Um ano depois de sua instalação, o serviço de alto-falante dá origem em 14 de maio de 1943 a uma emissora que mantém o mesmo nome da antiga empresa de propaganda: surge a Rádio Guarujá (ZYJ-7), uma parceria de Ivo Serrão Vieira, Epaminondas Santos Júnior e Walter Lange Júnior.
Por Ricardo Medeiros

A propagação do surgimento da  emissora clandestina cabe ao barbeiro Oswaldo, que conforme o próprio Ivo SerrãoVieira registra: “ninguém melhor do que um barbeiro para segredar coisas ao ouvido de seus clientes”.
Ainda tendo como sede os altos da Confeitaria Chiquinho, a ZYJ-7, com um transmissor de 80 watts- construído pelo técnico em eletrônica, Walter Lange Júnior-, tem uma  potência para atingir a região central e os bairros Agronômica, Saco dos Limões e Estreito. No entanto, nos dias de trovoada, ninguém consegue ouvir a Guarujá, tantos são os chiaços produzidos nos aparelhos. A energia elétrica é também precária. Freqüentemente falta luz na capital catarinense. Por isso,  os ouvintes, incentivados pelos  locutores, ligam para o estúdio para informar se em determinada região a emissora está sendo  captada com nitidez ou  não.
Devido ao pouco alcance do transmissor, a maioria da população continua a escutar as emissoras de fora, como é o caso da Atlântida, de Santos, e a Rádio Nacional do Rio de Janeiro, que já servia de modelo para a emissora ilhôa. É preciso então tratar de aumentar a potência para abranger mais regiões, o que é conseguido através de uma aparelhagem de 500 watts que transmitia para toda a Ilha e parte da região continental.

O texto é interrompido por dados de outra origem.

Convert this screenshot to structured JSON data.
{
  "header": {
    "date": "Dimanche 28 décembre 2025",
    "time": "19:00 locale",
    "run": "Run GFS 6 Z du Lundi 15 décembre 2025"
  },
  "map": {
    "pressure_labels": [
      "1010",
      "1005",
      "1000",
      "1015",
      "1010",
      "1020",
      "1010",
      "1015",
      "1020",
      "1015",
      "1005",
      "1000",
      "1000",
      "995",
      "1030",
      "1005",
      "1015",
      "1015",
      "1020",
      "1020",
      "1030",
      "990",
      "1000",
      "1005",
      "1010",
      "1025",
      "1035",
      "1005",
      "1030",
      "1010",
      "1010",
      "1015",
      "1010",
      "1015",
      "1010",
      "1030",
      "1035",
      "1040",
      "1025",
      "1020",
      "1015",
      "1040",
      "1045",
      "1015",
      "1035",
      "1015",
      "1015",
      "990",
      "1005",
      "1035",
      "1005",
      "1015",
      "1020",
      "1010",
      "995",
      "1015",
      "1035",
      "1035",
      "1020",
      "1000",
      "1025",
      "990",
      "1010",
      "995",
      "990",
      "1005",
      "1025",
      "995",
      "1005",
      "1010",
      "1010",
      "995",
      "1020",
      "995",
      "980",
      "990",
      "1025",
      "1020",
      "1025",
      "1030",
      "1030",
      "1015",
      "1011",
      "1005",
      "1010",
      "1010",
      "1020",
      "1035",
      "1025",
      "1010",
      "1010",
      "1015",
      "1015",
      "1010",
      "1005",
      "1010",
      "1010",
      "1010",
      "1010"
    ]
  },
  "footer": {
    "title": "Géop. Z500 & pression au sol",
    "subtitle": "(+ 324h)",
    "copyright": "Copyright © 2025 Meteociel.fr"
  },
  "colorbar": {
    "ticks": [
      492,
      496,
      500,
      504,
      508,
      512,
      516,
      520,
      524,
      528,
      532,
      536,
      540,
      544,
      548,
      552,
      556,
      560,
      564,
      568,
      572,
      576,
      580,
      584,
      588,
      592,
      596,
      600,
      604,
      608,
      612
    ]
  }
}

No dia 2 de junho de 1944, data do embarque da Força Expedicionária Brasileira – seção Santa Catarina- que irá combater em terras italianas as nações do eixo, formada por Alemanha, Itália e Japão-, a Rádio Guarujá se faz presente no palanque oficial, montando na Praça XV de Novembro, de onde o Governador saudava os pracinhas. Como conta Ivo Serrão Vieira: “O Departamento Estadual de Imprensa e Propaganda, titular também de alto-falante na rua Felipe Schmidt (…) também estava instalado no palanque oficial com microfone independente de nossos serviços. Como não dispunham de locutor e quem lia os informativos diários era o próprio diretor , deixaram o seu microfone ao lado da Guarujá para que eu comandasse toda a transmissão. A festa foi um sucesso. As mulheres choravam, os pracinhas marchavam, as bandas tocavam e eu, bem ao lado do Governador, comandava o espetáculo. De certa forma me senti vingado”.
  
Alguns meses mais tarde, em 1944, Ivo Serrão Vieira  é chamado no Palácio pelo Governador Nereu Ramos que lhe transmite uma boa nova: “o senhor embarca para o Rio de Janeiro amanhã. O doutor Getúlio Vargas vai assinar um decreto considerando caduca uma concessão que o senhor Assis Chateaubriand tem para montar uma rádio em Florianópolis e nunca o fez, e uma semana depois ele vai assinar um decreto concedendo à Rádio Guarujá Ltda, um canal de radiodifusão com mil watts de potência.”  Dito e feito. O presidente da república assina um decreto permitindo a existência legal da  primeira estação de Florianópolis  a partir de 1945.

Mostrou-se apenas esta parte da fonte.